The reconstruction of the White Hall was also symbolic, since the sessions held in it were a step forward towards the establishment and strengthening of this legislative institution of Bosnia and Herzegovina. The renovation costs were borne by the European Union pursuant to the “Reconstruction 2000 – Europe to Sarajevo” Funding Agreement.
One and a half years later, on September 30, 2005, with the assistance of the Government of the friendly country of the Kingdom of Norway, the Grand Hall in the building of the Parliamentary Assembly was finally reconstructed. The Hall in which the Assembly of the SRBiH held sessions before the war was terribly damaged. The decision of the Kingdom of Norway to support the institutional reconstruction of Bosnia and Herzegovina was considerably influenced by the efforts and willingness of the President of the Parliament of the Kingdom of Norway at that time, Jorgen Kosmo, and the considerable assistance of the Norwegian Ambassador to our country at that time, Henrik Ofstad. Owing to them a range of earlier donations by the Norway Government were received by which the archive premises and offices were arranged, and an internet connection installed in the building of the Parliamentary Assembly of Bosnia and Herzegovina.
The last reconstructed hall of the Parliamentary Assembly of Bosnia and Herzegovina, the Blue Hall, went back into use in September 2008. Its reconstruction was entirely funded from the budget of the Parliamentary Assembly of Bosnia and Herzegovina.
However, due to objective circumstances and a shortage of required funds, it was long before the exterior of the Parliamentary Assembly of Bosnia and Herzegovina was reconstructed. This would come only on May 29, 2008, when Bosnia and Herzegovina and the Kingdom of Norway entered into an Agreement on funding the reconstruction and renovation of the building façade. By this act the Kingdom of Norway once again strongly supported post-war reconstruction and the strengthening of the Parliamentary Assembly of Bosnia and Herzegovina. This long-term and comprehensive renovation lasted 11 years and ended in early 2009 with the renovation of the façade. During the reconstruction, certain changes were made to the façade so as to modernize and improve the look of the building.

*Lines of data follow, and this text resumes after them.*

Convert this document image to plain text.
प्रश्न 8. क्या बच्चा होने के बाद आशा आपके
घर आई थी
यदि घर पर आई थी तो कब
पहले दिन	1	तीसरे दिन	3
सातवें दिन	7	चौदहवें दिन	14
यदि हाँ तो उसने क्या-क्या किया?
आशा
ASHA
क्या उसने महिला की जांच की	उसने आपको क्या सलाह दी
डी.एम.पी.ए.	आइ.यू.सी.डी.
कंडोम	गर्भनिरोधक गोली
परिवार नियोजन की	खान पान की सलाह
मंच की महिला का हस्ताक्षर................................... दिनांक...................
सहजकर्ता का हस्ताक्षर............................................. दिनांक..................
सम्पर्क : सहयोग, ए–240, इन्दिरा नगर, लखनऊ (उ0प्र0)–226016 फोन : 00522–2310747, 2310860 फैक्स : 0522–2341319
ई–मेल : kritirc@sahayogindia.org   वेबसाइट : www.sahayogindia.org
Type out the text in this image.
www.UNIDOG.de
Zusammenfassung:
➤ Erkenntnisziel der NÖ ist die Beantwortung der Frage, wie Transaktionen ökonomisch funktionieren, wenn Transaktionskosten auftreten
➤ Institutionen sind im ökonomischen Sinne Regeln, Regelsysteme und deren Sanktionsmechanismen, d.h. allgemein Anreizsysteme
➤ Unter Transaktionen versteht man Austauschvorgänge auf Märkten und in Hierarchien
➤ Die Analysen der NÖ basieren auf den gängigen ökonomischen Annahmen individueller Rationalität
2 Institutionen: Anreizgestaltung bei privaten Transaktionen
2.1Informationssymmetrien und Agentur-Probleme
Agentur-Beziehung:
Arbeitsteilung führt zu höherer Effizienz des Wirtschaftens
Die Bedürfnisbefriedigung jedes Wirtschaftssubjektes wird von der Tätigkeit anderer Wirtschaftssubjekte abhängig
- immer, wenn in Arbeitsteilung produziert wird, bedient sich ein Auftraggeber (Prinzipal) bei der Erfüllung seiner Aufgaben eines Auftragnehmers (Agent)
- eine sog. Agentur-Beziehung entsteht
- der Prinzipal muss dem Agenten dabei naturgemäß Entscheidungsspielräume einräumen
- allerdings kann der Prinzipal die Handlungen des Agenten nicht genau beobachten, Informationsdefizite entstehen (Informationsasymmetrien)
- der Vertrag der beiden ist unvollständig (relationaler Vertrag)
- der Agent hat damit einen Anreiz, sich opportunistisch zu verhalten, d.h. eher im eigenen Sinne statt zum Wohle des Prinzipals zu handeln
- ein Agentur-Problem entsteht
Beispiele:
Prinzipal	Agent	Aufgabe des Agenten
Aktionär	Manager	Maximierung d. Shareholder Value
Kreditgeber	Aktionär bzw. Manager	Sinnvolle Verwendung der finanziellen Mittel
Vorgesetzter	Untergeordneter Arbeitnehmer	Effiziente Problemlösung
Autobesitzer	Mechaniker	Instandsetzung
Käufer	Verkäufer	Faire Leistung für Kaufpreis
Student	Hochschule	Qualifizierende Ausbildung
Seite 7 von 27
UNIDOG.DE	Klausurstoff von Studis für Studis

Considering that both buildings of the administrative complex in the centre of Sarajevo, including the building of the Parliamentary Assembly of Bosnia and Herzegovina, were reconstructed in the meantime, it was only when the work on the reconstruction of the Square of Bosnia and Herzegovina was finished in May 2010 that this architectural achievement finally regain its compactness and visual impressiveness. The reconstruction of the square was funded from the budget of the Institutions of Bosnia and Herzegovina and included only those works which were required for the square to regain its pre-war look, the way it was designed by the architect Dušan Džamonja. Thus, with its own funds, Bosnia and Herzegovina reconstructed the square which carries its name, and the Parliamentary Assembly of Bosnia and Herzegovina acquired a setting worthy of the role this institution should play in the society of Bosnia and Herzegovina.